Another retailer at the forefront of showrooming is online furniture shop made.com, which opened its first showroom in Charing Cross Road in London. It’s now opened another outlet at The Mailbox in Birmingham.

Electronics firms Samsung and Dyson are also reaching customers directly through their own stores rather than relying on stockists, bringing more new shops to high streets and shopping centres.

Paul Souber, co-head of EMEA retail at Colliers, says: “With the rate of web sales forecast to level out over the next four years, many e-retailers have identified ‘showrooms’ as one of the remedies to a decline in profits.

“The trend is also driven by cost considerations: it’s not uncommon for 40% of online fashion orders to be returned by the customer without making a purchase. This is imposing a huge logistical and cost burden on the online brands.”
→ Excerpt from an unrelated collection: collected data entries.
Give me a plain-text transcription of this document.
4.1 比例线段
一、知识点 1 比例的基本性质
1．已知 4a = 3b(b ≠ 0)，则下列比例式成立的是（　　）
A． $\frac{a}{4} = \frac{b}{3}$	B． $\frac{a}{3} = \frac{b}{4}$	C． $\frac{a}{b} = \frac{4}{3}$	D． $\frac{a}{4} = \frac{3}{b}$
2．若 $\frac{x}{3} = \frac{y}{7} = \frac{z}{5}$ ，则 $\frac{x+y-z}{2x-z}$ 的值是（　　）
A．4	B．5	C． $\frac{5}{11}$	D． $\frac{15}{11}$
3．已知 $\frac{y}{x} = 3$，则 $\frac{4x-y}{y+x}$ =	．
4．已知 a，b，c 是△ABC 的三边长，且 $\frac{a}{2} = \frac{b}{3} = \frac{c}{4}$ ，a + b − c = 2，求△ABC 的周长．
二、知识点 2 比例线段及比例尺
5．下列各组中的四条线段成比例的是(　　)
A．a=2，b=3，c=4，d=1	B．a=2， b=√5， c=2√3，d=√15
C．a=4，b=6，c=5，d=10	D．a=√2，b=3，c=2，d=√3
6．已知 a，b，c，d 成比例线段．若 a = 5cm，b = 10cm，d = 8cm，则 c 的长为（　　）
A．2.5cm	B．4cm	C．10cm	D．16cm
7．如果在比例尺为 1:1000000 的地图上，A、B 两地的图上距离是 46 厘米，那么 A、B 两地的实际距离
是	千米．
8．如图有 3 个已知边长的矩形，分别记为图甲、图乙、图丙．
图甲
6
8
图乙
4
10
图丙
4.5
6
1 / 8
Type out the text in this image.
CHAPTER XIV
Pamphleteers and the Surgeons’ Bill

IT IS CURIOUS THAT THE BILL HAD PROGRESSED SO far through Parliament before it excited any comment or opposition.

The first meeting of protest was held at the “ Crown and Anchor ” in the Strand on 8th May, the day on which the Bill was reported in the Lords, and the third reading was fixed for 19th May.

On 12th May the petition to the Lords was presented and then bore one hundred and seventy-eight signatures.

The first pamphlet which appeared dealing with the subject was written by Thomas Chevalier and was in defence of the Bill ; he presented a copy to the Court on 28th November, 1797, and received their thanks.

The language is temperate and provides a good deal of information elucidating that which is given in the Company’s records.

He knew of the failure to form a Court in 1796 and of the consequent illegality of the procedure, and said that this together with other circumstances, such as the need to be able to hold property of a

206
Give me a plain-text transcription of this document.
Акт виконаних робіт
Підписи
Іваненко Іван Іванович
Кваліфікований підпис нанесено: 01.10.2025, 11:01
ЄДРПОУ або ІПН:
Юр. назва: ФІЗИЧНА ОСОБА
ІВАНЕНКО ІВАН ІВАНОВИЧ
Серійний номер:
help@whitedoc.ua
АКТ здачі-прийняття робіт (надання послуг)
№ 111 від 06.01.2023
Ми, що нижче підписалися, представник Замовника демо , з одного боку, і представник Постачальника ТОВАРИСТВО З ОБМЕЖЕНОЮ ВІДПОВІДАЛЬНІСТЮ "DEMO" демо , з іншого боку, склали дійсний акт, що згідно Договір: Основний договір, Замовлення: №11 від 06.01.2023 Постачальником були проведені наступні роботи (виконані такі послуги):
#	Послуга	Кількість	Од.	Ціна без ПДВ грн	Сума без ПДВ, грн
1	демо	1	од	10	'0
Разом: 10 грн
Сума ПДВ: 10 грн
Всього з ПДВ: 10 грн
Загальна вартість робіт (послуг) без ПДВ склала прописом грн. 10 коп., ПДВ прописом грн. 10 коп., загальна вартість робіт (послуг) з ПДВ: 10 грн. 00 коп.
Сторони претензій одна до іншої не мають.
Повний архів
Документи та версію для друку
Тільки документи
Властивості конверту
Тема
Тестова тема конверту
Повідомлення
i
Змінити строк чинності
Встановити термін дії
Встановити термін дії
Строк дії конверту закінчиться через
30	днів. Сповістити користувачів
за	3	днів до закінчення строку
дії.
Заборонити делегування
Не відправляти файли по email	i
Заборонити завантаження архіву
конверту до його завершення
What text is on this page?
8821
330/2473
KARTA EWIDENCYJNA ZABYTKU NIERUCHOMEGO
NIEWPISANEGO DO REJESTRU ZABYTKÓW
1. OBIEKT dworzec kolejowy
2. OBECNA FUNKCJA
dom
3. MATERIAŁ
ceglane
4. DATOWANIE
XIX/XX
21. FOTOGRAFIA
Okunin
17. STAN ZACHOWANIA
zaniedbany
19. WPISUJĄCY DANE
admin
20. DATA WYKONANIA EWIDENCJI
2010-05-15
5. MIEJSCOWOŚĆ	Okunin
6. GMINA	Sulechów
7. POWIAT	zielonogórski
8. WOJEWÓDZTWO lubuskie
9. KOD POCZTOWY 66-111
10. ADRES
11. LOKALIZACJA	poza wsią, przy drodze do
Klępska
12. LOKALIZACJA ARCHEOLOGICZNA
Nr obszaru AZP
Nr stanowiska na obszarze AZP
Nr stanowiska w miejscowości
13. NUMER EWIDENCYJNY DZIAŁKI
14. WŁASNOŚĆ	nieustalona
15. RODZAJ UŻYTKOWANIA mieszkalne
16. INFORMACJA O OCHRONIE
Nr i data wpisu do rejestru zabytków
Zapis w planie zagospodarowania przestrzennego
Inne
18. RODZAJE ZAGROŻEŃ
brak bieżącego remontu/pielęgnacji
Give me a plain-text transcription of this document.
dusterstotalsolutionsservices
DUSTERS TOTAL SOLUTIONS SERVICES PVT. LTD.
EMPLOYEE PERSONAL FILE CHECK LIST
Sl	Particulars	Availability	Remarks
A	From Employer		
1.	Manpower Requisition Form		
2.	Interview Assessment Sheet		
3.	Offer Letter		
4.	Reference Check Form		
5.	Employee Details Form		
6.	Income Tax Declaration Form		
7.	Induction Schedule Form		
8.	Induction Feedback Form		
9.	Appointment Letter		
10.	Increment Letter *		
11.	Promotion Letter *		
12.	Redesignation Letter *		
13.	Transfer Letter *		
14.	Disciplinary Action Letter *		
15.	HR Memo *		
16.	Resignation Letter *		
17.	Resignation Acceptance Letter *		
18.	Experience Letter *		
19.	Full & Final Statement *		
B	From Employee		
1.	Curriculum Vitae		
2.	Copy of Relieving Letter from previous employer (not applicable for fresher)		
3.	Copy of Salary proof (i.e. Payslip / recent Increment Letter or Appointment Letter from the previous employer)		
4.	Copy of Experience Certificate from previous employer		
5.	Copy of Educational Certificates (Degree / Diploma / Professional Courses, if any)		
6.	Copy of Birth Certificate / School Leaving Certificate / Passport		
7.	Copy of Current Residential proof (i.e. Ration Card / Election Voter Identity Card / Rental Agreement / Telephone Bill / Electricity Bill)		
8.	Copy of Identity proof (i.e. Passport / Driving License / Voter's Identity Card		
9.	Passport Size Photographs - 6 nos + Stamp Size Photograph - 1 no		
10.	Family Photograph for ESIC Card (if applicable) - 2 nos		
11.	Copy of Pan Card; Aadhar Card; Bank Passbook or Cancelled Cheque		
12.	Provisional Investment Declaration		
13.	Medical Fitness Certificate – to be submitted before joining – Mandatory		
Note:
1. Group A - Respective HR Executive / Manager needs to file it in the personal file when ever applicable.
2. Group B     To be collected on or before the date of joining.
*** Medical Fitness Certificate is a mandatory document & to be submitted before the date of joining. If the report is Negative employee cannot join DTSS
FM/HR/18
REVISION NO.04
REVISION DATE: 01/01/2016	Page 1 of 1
Opportunities for boosting revenue

It’s already been established that opening a physical store can increase web sales. Research by British Land shows that internet retailers who opened a physical store saw online sales increase by 52% in the area where the shop was located[ii].

A good case in point is Hotel Chocolat which, for many years, was purely an online brand and was reluctant to open physical stores as it thought such a move would increase its overheads significantly and diminish online sales in places where shops were located. However, when it dipped its toe into the physical water, it found that it actually boosted online sales as the store acted as a subconscious advertisement for the brand. Today, it has around 100 stores in high streets and shopping centres across the UK.

Lower rents for retailers

Renting physical space has benefits for both landlords and retailers. Colliers says that because showrooms are often situated in non-prime properties and units that wouldn’t appeal to mainstream retailers, the rents they command are often acceptable to both the landlord and occupier.

The landlord is letting a property that might not be in demand, while the retailer is getting a lower rent than it would pay for a mainstream store.

In addition to rent, businesses setting up physical stores also need to make sure they have the right insurance in place to meet their needs.